A quick prediction for 2008: The abortion debate, here and around the nation, will be coming to front pages near you - and not just when people decide to attack abortion clinics.
The abortion-rights community, fretting over changes in the Supreme Court in recent years, is clearly gearing up for state-by-state, law-by-law battles over the issue.
Brewer won't outline initiatives advocates may push in the 2008 legislative session and beyond, but next November's elections are clearly a target.
Here's why: Although Democrats have a strangehold on state government - and abortion rights supporters in Gov. Bill Richardson and Lt. Gov. Diane Denish - there are still no sure things when it comes to the abortion debate.
Brewer's example is the state Senate, where only 15 of 42 members can be considered dependable votes. That means there's much work to be done - on both sides of the issue - in a year when every Senate seat is up for grabs.
Her other example is what she calls "gradations" of the issue. Some politicians' stances are easily gleaned, but others fall this way and that, depending on the issues that come under the abortion tent. Access to contraception? HPV vaccine? Birth control?
"Every issue," she says, "is a new issue."
Engaging, smart, determined, Brewer says she looks forward to the debates that will come. A political pro from Glen Burnie, Md., she came to New Mexico to get away from politics. And she did for a while, waiting tables in Santa Fe and even teaching for a year at Capshaw Junior High School.

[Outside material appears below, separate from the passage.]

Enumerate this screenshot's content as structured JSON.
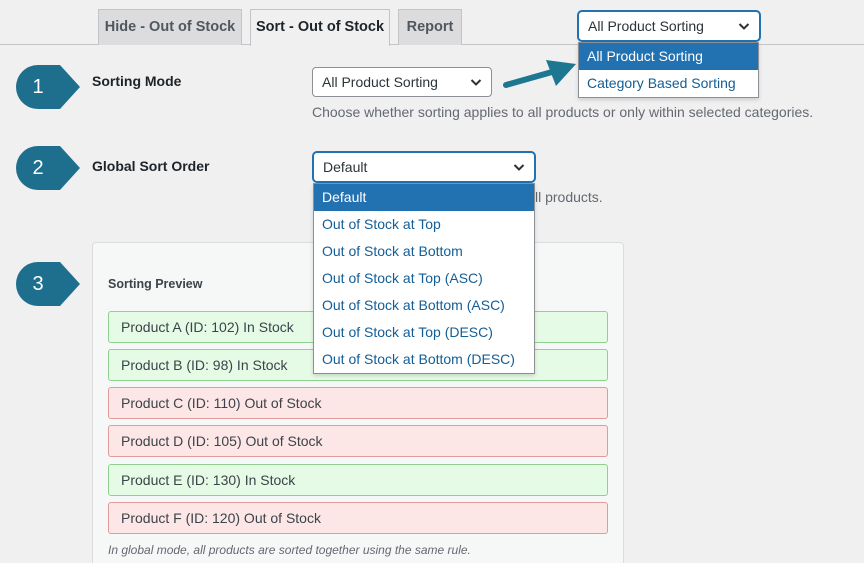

But politics has that "Godfather III" seduction to it - the more you try to get out, the more it pulls you back in.
So Brewer got in again - helping with Eric Griego's run for mayor in 2005 against, among others, Martin Chavez, and becoming Patricia Madrid's spokeswoman during the 2006 battle royale with U.S. Rep. Heather Wilson.
Survive those two bruisers and you're good to go on the politics of abortion.
Brewer says she knows this won't be an easy fight. Not next month. Not next year.
But she's also careful not to blur the lines, particularly as they apply to the recent attacks in Albuquerque.
The violence, she suggests, speaks for itself, and making political hay out of someone's misfortune is not only in bad taste, but it can also be construed as bad politics.
"What we do, politically, is look for strategic values," she says. "None of us wants violence against a co-worker to give us a strategic advantage."